Anordnung von Auslieferungshaft nach europäischem Haftbefehl gegen Doppelstaatsangehörigen
KI-Zusammenfassung
Das OLG Köln ordnet Auslieferungshaft gegen einen deutsch-polnischen Beschuldigten aufgrund eines polnischen Europäischen Haftbefehls an. Zentral war die Prüfung der Formvoraussetzungen des Haftbefehls, der beiderseitigen Strafbarkeit und möglicher Auslieferungshindernisse wegen deutscher Staatsangehörigkeit. Das Gericht sah die Voraussetzungen als erfüllt, insbesondere wurde Fluchtgefahr festgestellt und die Rücküberstellung zugesichert. Beschränkungen nach §119 StPO wurden angeordnet.
Ausgang: Antrag auf Anordnung der Auslieferungshaft gegen den Beschuldigten wurde stattgegeben; Auslieferungsvoraussetzungen und Fluchtgefahr festgestellt
Abstrakte Rechtssätze
Ein Europäischer Haftbefehl ist als Auslieferungsersuchen i.S. von § 79 Abs. 1 S. 1 i.V.m. § 83a Abs. 1 IRG zu behandeln und muss die dort geforderten Angaben enthalten.

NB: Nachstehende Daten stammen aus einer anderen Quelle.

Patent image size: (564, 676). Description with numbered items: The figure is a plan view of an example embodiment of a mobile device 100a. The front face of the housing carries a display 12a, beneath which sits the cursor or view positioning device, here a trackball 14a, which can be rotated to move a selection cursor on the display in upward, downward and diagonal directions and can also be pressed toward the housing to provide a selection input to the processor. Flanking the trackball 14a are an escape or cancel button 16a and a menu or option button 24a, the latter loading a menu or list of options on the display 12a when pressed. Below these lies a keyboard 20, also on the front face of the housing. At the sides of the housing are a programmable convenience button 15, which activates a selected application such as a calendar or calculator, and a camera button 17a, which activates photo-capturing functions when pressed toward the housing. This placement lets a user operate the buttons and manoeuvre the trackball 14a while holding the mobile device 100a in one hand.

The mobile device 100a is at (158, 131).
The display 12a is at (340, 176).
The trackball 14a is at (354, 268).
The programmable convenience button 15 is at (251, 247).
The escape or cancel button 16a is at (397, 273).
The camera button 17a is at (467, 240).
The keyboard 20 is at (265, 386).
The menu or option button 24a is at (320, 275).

Bei Nicht‑Katalogtaten ist die beiderseitige Strafbarkeit zu prüfen; ist die Tat nach dem Recht des ersuchenden und des ersuchten Staates strafbar, ist die Voraussetzung der beiderseitigen Strafbarkeit erfüllt (Art. 2 Abs. 2 Rahmenbeschluss, §§ 3, 81 Nr. 4 IRG).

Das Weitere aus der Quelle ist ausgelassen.